Sofocle (foto da wikipedia.org)
Queste affermazioni sono frutto di scarsa cultura politica o, peggio, di studiati atteggiamenti propagandistici che hanno un solo scopo: ottenere maggiori consensi tra gli elettori meno attenti alle tematiche politiche e sociali. Gli operai dell’Ohio o dell’Alabama che hanno sostenuto e votato Donald Trump alle ultime elezioni presidenziali di certo non lo hanno fatto perché volevano togliere le tutele sanitarie ai poveri o per attuare il taglio delle tasse ai ceti benestanti. La volontà di abolire o quantomeno limitare l’Obamacare, la proposta di ridurre le imposte ai ‘ricchi’, la difesa senza se e senza ma nella vendita di armi (senza ipotizzare cioè alcuna restrizione) e la politica estera aggressiva, sono ‘opzioni’ di Destra. Non è un caso che esse si contrappongano a quelle adottate da Barak Obama, un presidente ‘attento’ alle tematiche sociali. Le politiche che sta perseguendo Donald Trump dimostrano che essere dalla parte dei cittadini (nel nostro caso di quelli statunitensi) non facendo nessuna differenza tra chi vive nel benessere e chi invece fa fatica ad arrivare alla fine del mese o come, avviene in molte parti del mondo, muore di fame, è strumentale agli interessi di una precisa categoria sociale: i ricchi. Il populismo è l'ennesimo strumento che essi utilizzano per mantenere il potere e consolidare le differenze sociali.
La lotta di classe, quindi, è necessaria se si vogliono ridurre le disuguaglianze.

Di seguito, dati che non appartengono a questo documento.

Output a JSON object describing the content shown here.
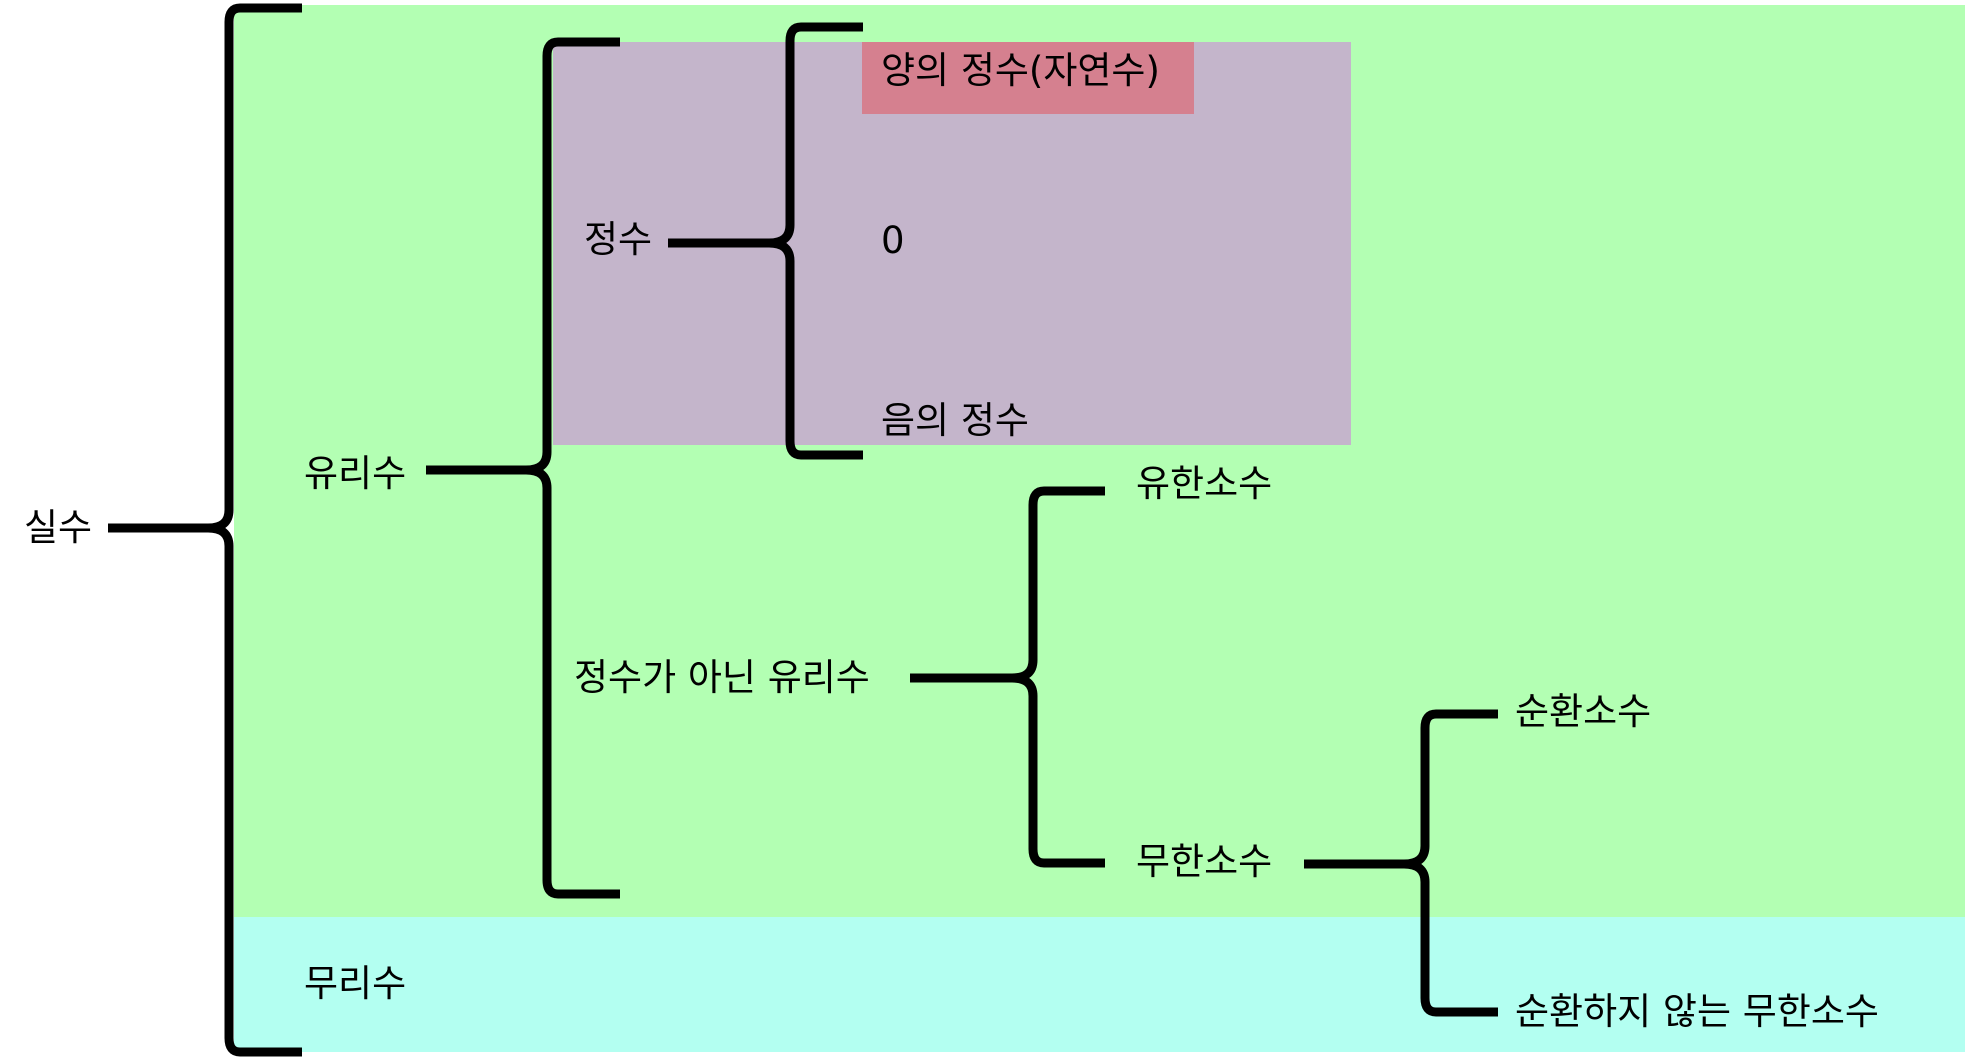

Fino a quando ci saranno privilegi e divari nelle opportunità e nelle condizioni di vita dei diversi ceti sociali la distinzione tra chi agisce nell’esclusivo interesse personale e chi invece opera anche per quello altrui è destinata a durare nel tempo. Del resto, di fronte a chi muore di fame o semplicemente fugge dalla miseria e dai conflitti, come si fa a non condividere quello che nel IV secolo a.C. scrisse il poeta e drammaturgo greco Sofocle: ‘L’opera umana più bella è di essere utile al prossimo’.